Researchers tested ADAS-Cog-13 cutoffs from 14 to 18 to see which threshold best matched IC-CoDE impairment. A score of 15 or higher produced the best overall balance.

  • Accuracy: 67.5% of participants were classified correctly against IC-CoDE.
  • Sensitivity: 68.8% of IC-CoDE-impaired participants were detected by the cutoff.
  • Specificity: 66.7% of IC-CoDE-intact participants were correctly classified as not impaired.
  • AUC: The area under the receiver operating curve was 0.677, a modest discrimination result.

Those numbers support ADAS-Cog-13 as a screening option, not a diagnostic replacement for full neuropsychological testing. A cutoff that misses about one-third of impaired participants and falsely flags about one-third of intact participants needs follow-up assessment.

MoCA Performed Better, but ADAS-Cog May Track Memory Risk Differently

The study also compared ADAS-Cog-13 with the Montreal Cognitive Assessment (MoCA), a brief cognitive screen used in many clinics. MoCA showed higher overall classification accuracy and a higher area-under-the-curve value in this cohort.

The two tools have different roles. MoCA is shorter and easier to deploy during routine clinic visits.

ADAS-Cog-13 gives more detailed memory and language information. It is also already embedded in Alzheimer’s disease clinical-trial research, which may help epilepsy studies track neurodegenerative risk.

  • Clinic screening: MoCA may remain the more efficient first screen for many epilepsy clinics.
  • Research alignment: ADAS-Cog-13 may help connect epilepsy cognitive studies with Alzheimer’s and mild-cognitive-impairment trials.
  • Memory emphasis: The delayed-recall signal may fit studies that specifically track memory vulnerability in older focal epilepsy.

The study was also cross-sectional. It cannot show whether an ADAS-Cog-13 score of 15 predicts future dementia, biomarker positivity, or faster cognitive decline in epilepsy.

Longitudinal follow-up with Alzheimer’s biomarkers would be needed before the cutoff could be treated as a dementia-risk marker.

The Finding Supports Referral Triage, Not Stand-Alone Diagnosis

For referral triage, ADAS-Cog-13 detected a meaningful cognitive difference between older adults with epilepsy and matched controls. It also roughly tracked IC-CoDE impairment inside the epilepsy cohort.

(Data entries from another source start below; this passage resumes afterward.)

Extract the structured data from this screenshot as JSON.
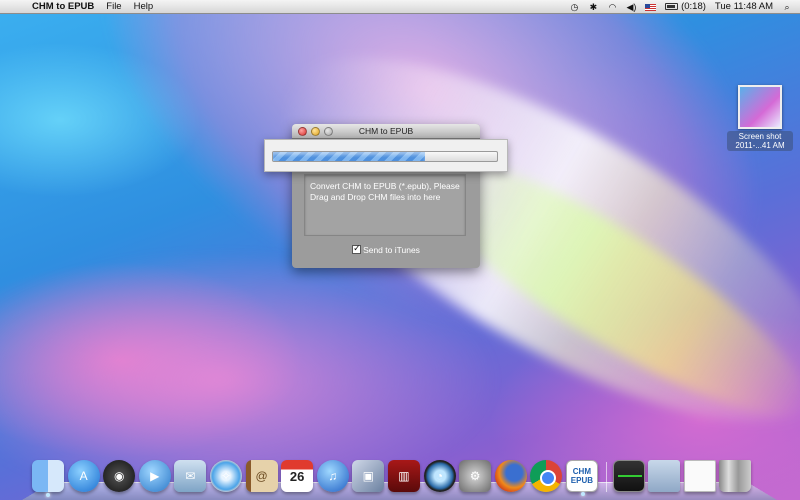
{
  "menubar": {
    "app_name": "CHM to EPUB",
    "menus": [
      "File",
      "Help"
    ],
    "battery_text": "(0:18)",
    "clock": "Tue 11:48 AM"
  },
  "desktop": {
    "file_label_1": "Screen shot",
    "file_label_2": "2011-...41 AM"
  },
  "window": {
    "title": "CHM to EPUB",
    "instructions": "Convert CHM to EPUB (*.epub), Please Drag and Drop CHM files into here",
    "checkbox_label": "Send to iTunes",
    "send_to_itunes_checked": true
  },
  "progress": {
    "value_percent": 68
  },
  "dock": {
    "apps": [
      "finder-icon",
      "app-store-icon",
      "dashboard-icon",
      "facetime-icon",
      "mail-icon",
      "safari-icon",
      "address-book-icon",
      "ical-icon",
      "itunes-icon",
      "iphoto-icon",
      "photo-booth-icon",
      "time-machine-icon",
      "system-preferences-icon",
      "firefox-icon",
      "chrome-icon",
      "chm-to-epub-icon"
    ],
    "ical_day": "26",
    "chm_icon_text_1": "CHM",
    "chm_icon_text_2": "EPUB"
  }
}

The sample was predominantly White, highly educated, and centered on focal epilepsies, which limits generalizability. The study was also a preprint, and it did not establish cross-cultural thresholds or language-specific performance.

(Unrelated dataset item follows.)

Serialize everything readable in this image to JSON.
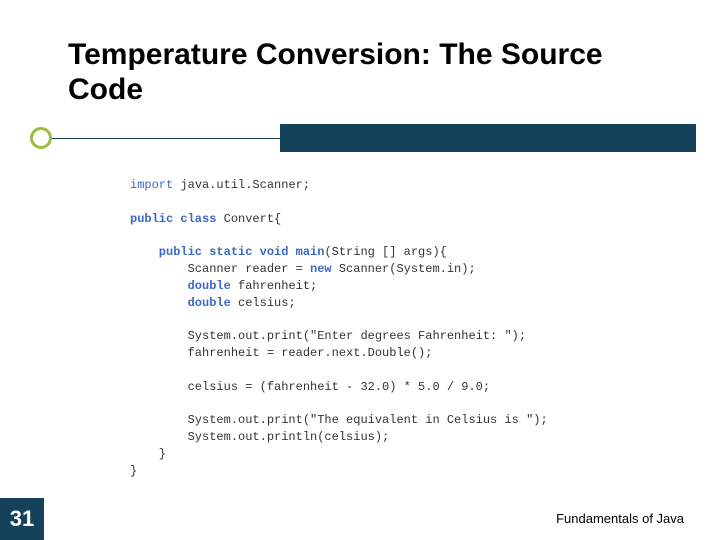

For epilepsy care, the scale may work best as a structured reason to refer for full neuropsychological evaluation, especially when memory complaints, medication complexity, or dementia-risk concerns are already present.

Citation: DOI: 10.64898/2026.05.27.26354210. Kania et al. Utility of the ADAS-Cog as a Cognitive Screening Tool in Older Adults with Epilepsy: A Multicenter Cohort Study. medRxiv. 2026.

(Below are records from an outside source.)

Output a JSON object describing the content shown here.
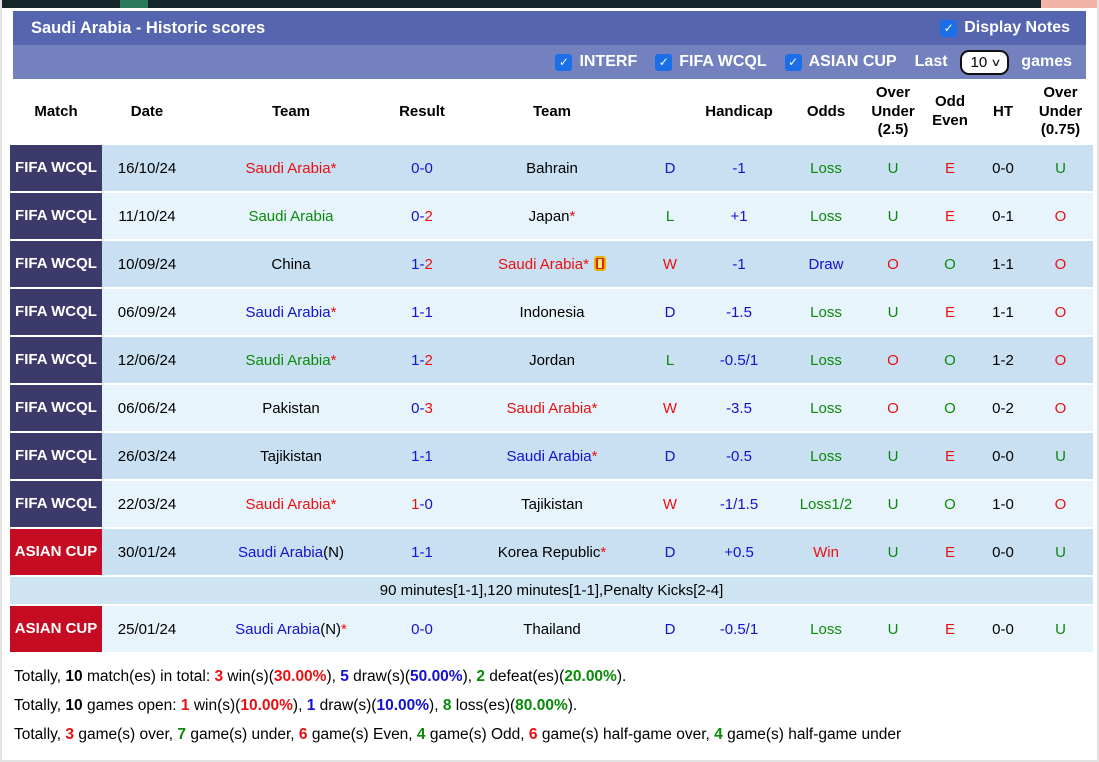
{
  "header": {
    "title": "Saudi Arabia - Historic scores",
    "display_notes_label": "Display Notes",
    "check_glyph": "✓",
    "chevron_glyph": "∨",
    "filters": [
      {
        "label": "INTERF",
        "checked": true
      },
      {
        "label": "FIFA WCQL",
        "checked": true
      },
      {
        "label": "ASIAN CUP",
        "checked": true
      }
    ],
    "last_label": "Last",
    "last_value": "10",
    "games_label": "games"
  },
  "table": {
    "columns": [
      "Match",
      "Date",
      "Team",
      "Result",
      "Team",
      "",
      "Handicap",
      "Odds",
      "Over Under (2.5)",
      "Odd Even",
      "HT",
      "Over Under (0.75)"
    ],
    "rows": [
      {
        "badge": {
          "text": "FIFA WCQL",
          "type": "fifa"
        },
        "date": "16/10/24",
        "home": [
          {
            "t": "Saudi Arabia*",
            "c": "red"
          }
        ],
        "result": [
          {
            "t": "0-0",
            "c": "blue"
          }
        ],
        "away": [
          {
            "t": "Bahrain",
            "c": "black"
          }
        ],
        "wdl": {
          "t": "D",
          "c": "blue"
        },
        "handicap": "-1",
        "odds": {
          "t": "Loss",
          "c": "green"
        },
        "ou25": {
          "t": "U",
          "c": "green"
        },
        "odd_even": {
          "t": "E",
          "c": "red"
        },
        "ht": "0-0",
        "ou075": {
          "t": "U",
          "c": "green"
        },
        "shade": "dark"
      },
      {
        "badge": {
          "text": "FIFA WCQL",
          "type": "fifa"
        },
        "date": "11/10/24",
        "home": [
          {
            "t": "Saudi Arabia",
            "c": "green"
          }
        ],
        "result": [
          {
            "t": "0-",
            "c": "blue"
          },
          {
            "t": "2",
            "c": "red"
          }
        ],
        "away": [
          {
            "t": "Japan",
            "c": "black"
          },
          {
            "t": "*",
            "c": "red"
          }
        ],
        "wdl": {
          "t": "L",
          "c": "green"
        },
        "handicap": "+1",
        "odds": {
          "t": "Loss",
          "c": "green"
        },
        "ou25": {
          "t": "U",
          "c": "green"
        },
        "odd_even": {
          "t": "E",
          "c": "red"
        },
        "ht": "0-1",
        "ou075": {
          "t": "O",
          "c": "red"
        },
        "shade": "light"
      },
      {
        "badge": {
          "text": "FIFA WCQL",
          "type": "fifa"
        },
        "date": "10/09/24",
        "home": [
          {
            "t": "China",
            "c": "black"
          }
        ],
        "result": [
          {
            "t": "1-",
            "c": "blue"
          },
          {
            "t": "2",
            "c": "red"
          }
        ],
        "away": [
          {
            "t": "Saudi Arabia*",
            "c": "red"
          },
          {
            "icon": "red-card"
          }
        ],
        "wdl": {
          "t": "W",
          "c": "red"
        },
        "handicap": "-1",
        "odds": {
          "t": "Draw",
          "c": "blue"
        },
        "ou25": {
          "t": "O",
          "c": "red"
        },
        "odd_even": {
          "t": "O",
          "c": "green"
        },
        "ht": "1-1",
        "ou075": {
          "t": "O",
          "c": "red"
        },
        "shade": "dark"
      },
      {
        "badge": {
          "text": "FIFA WCQL",
          "type": "fifa"
        },
        "date": "06/09/24",
        "home": [
          {
            "t": "Saudi Arabia",
            "c": "blue"
          },
          {
            "t": "*",
            "c": "red"
          }
        ],
        "result": [
          {
            "t": "1-1",
            "c": "blue"
          }
        ],
        "away": [
          {
            "t": "Indonesia",
            "c": "black"
          }
        ],
        "wdl": {
          "t": "D",
          "c": "blue"
        },
        "handicap": "-1.5",
        "odds": {
          "t": "Loss",
          "c": "green"
        },
        "ou25": {
          "t": "U",
          "c": "green"
        },
        "odd_even": {
          "t": "E",
          "c": "red"
        },
        "ht": "1-1",
        "ou075": {
          "t": "O",
          "c": "red"
        },
        "shade": "light"
      },
      {
        "badge": {
          "text": "FIFA WCQL",
          "type": "fifa"
        },
        "date": "12/06/24",
        "home": [
          {
            "t": "Saudi Arabia",
            "c": "green"
          },
          {
            "t": "*",
            "c": "red"
          }
        ],
        "result": [
          {
            "t": "1-",
            "c": "blue"
          },
          {
            "t": "2",
            "c": "red"
          }
        ],
        "away": [
          {
            "t": "Jordan",
            "c": "black"
          }
        ],
        "wdl": {
          "t": "L",
          "c": "green"
        },
        "handicap": "-0.5/1",
        "odds": {
          "t": "Loss",
          "c": "green"
        },
        "ou25": {
          "t": "O",
          "c": "red"
        },
        "odd_even": {
          "t": "O",
          "c": "green"
        },
        "ht": "1-2",
        "ou075": {
          "t": "O",
          "c": "red"
        },
        "shade": "dark"
      },
      {
        "badge": {
          "text": "FIFA WCQL",
          "type": "fifa"
        },
        "date": "06/06/24",
        "home": [
          {
            "t": "Pakistan",
            "c": "black"
          }
        ],
        "result": [
          {
            "t": "0-",
            "c": "blue"
          },
          {
            "t": "3",
            "c": "red"
          }
        ],
        "away": [
          {
            "t": "Saudi Arabia*",
            "c": "red"
          }
        ],
        "wdl": {
          "t": "W",
          "c": "red"
        },
        "handicap": "-3.5",
        "odds": {
          "t": "Loss",
          "c": "green"
        },
        "ou25": {
          "t": "O",
          "c": "red"
        },
        "odd_even": {
          "t": "O",
          "c": "green"
        },
        "ht": "0-2",
        "ou075": {
          "t": "O",
          "c": "red"
        },
        "shade": "light"
      },
      {
        "badge": {
          "text": "FIFA WCQL",
          "type": "fifa"
        },
        "date": "26/03/24",
        "home": [
          {
            "t": "Tajikistan",
            "c": "black"
          }
        ],
        "result": [
          {
            "t": "1-1",
            "c": "blue"
          }
        ],
        "away": [
          {
            "t": "Saudi Arabia",
            "c": "blue"
          },
          {
            "t": "*",
            "c": "red"
          }
        ],
        "wdl": {
          "t": "D",
          "c": "blue"
        },
        "handicap": "-0.5",
        "odds": {
          "t": "Loss",
          "c": "green"
        },
        "ou25": {
          "t": "U",
          "c": "green"
        },
        "odd_even": {
          "t": "E",
          "c": "red"
        },
        "ht": "0-0",
        "ou075": {
          "t": "U",
          "c": "green"
        },
        "shade": "dark"
      },
      {
        "badge": {
          "text": "FIFA WCQL",
          "type": "fifa"
        },
        "date": "22/03/24",
        "home": [
          {
            "t": "Saudi Arabia*",
            "c": "red"
          }
        ],
        "result": [
          {
            "t": "1",
            "c": "red"
          },
          {
            "t": "-0",
            "c": "blue"
          }
        ],
        "away": [
          {
            "t": "Tajikistan",
            "c": "black"
          }
        ],
        "wdl": {
          "t": "W",
          "c": "red"
        },
        "handicap": "-1/1.5",
        "odds": {
          "t": "Loss1/2",
          "c": "green"
        },
        "ou25": {
          "t": "U",
          "c": "green"
        },
        "odd_even": {
          "t": "O",
          "c": "green"
        },
        "ht": "1-0",
        "ou075": {
          "t": "O",
          "c": "red"
        },
        "shade": "light"
      },
      {
        "badge": {
          "text": "ASIAN CUP",
          "type": "asian"
        },
        "date": "30/01/24",
        "home": [
          {
            "t": "Saudi Arabia",
            "c": "blue"
          },
          {
            "t": "(N)",
            "c": "black"
          }
        ],
        "result": [
          {
            "t": "1-1",
            "c": "blue"
          }
        ],
        "away": [
          {
            "t": "Korea Republic",
            "c": "black"
          },
          {
            "t": "*",
            "c": "red"
          }
        ],
        "wdl": {
          "t": "D",
          "c": "blue"
        },
        "handicap": "+0.5",
        "odds": {
          "t": "Win",
          "c": "red"
        },
        "ou25": {
          "t": "U",
          "c": "green"
        },
        "odd_even": {
          "t": "E",
          "c": "red"
        },
        "ht": "0-0",
        "ou075": {
          "t": "U",
          "c": "green"
        },
        "shade": "dark"
      },
      {
        "type": "note",
        "text": "90 minutes[1-1],120 minutes[1-1],Penalty Kicks[2-4]"
      },
      {
        "badge": {
          "text": "ASIAN CUP",
          "type": "asian"
        },
        "date": "25/01/24",
        "home": [
          {
            "t": "Saudi Arabia",
            "c": "blue"
          },
          {
            "t": "(N)",
            "c": "black"
          },
          {
            "t": "*",
            "c": "red"
          }
        ],
        "result": [
          {
            "t": "0-0",
            "c": "blue"
          }
        ],
        "away": [
          {
            "t": "Thailand",
            "c": "black"
          }
        ],
        "wdl": {
          "t": "D",
          "c": "blue"
        },
        "handicap": "-0.5/1",
        "odds": {
          "t": "Loss",
          "c": "green"
        },
        "ou25": {
          "t": "U",
          "c": "green"
        },
        "odd_even": {
          "t": "E",
          "c": "red"
        },
        "ht": "0-0",
        "ou075": {
          "t": "U",
          "c": "green"
        },
        "shade": "light"
      }
    ]
  },
  "footer": {
    "lines": [
      [
        {
          "t": "Totally, "
        },
        {
          "t": "10",
          "b": true
        },
        {
          "t": " match(es) in total: "
        },
        {
          "t": "3",
          "c": "red",
          "b": true
        },
        {
          "t": " win(s)("
        },
        {
          "t": "30.00%",
          "c": "red",
          "b": true
        },
        {
          "t": "), "
        },
        {
          "t": "5",
          "c": "blue",
          "b": true
        },
        {
          "t": " draw(s)("
        },
        {
          "t": "50.00%",
          "c": "blue",
          "b": true
        },
        {
          "t": "), "
        },
        {
          "t": "2",
          "c": "green",
          "b": true
        },
        {
          "t": " defeat(es)("
        },
        {
          "t": "20.00%",
          "c": "green",
          "b": true
        },
        {
          "t": ")."
        }
      ],
      [
        {
          "t": "Totally, "
        },
        {
          "t": "10",
          "b": true
        },
        {
          "t": " games open: "
        },
        {
          "t": "1",
          "c": "red",
          "b": true
        },
        {
          "t": " win(s)("
        },
        {
          "t": "10.00%",
          "c": "red",
          "b": true
        },
        {
          "t": "), "
        },
        {
          "t": "1",
          "c": "blue",
          "b": true
        },
        {
          "t": " draw(s)("
        },
        {
          "t": "10.00%",
          "c": "blue",
          "b": true
        },
        {
          "t": "), "
        },
        {
          "t": "8",
          "c": "green",
          "b": true
        },
        {
          "t": " loss(es)("
        },
        {
          "t": "80.00%",
          "c": "green",
          "b": true
        },
        {
          "t": ")."
        }
      ],
      [
        {
          "t": "Totally, "
        },
        {
          "t": "3",
          "c": "red",
          "b": true
        },
        {
          "t": " game(s) over, "
        },
        {
          "t": "7",
          "c": "green",
          "b": true
        },
        {
          "t": " game(s) under, "
        },
        {
          "t": "6",
          "c": "red",
          "b": true
        },
        {
          "t": " game(s) Even, "
        },
        {
          "t": "4",
          "c": "green",
          "b": true
        },
        {
          "t": " game(s) Odd, "
        },
        {
          "t": "6",
          "c": "red",
          "b": true
        },
        {
          "t": " game(s) half-game over, "
        },
        {
          "t": "4",
          "c": "green",
          "b": true
        },
        {
          "t": " game(s) half-game under"
        }
      ]
    ]
  },
  "colors": {
    "bar1": "#5565b0",
    "bar2": "#7381bf",
    "badge_fifa": "#3c3a6b",
    "badge_asian": "#c60c22",
    "row_dark": "#c9e0f2",
    "row_light": "#e8f4fb",
    "checkbox_blue": "#1a6fe8",
    "text_blue": "#1212d0",
    "text_red": "#e81010",
    "text_green": "#0a8a0a"
  }
}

Study Design: Multicenter cohort analysis comparing older adults with focal epilepsy against matched healthy controls and IC-CoDE cognitive classifications.

Sample Size: 83 older adults with focal epilepsy and 83 matched cognitively healthy controls.

Key Statistic: ADAS-Cog-13 total score of 15 or higher identified IC-CoDE impairment with 67.5% accuracy, 68.8% sensitivity, and 66.7% specificity.

Caveat: The study was cross-sectional and preprint-stage, and the cutoff needs longitudinal and more diverse validation.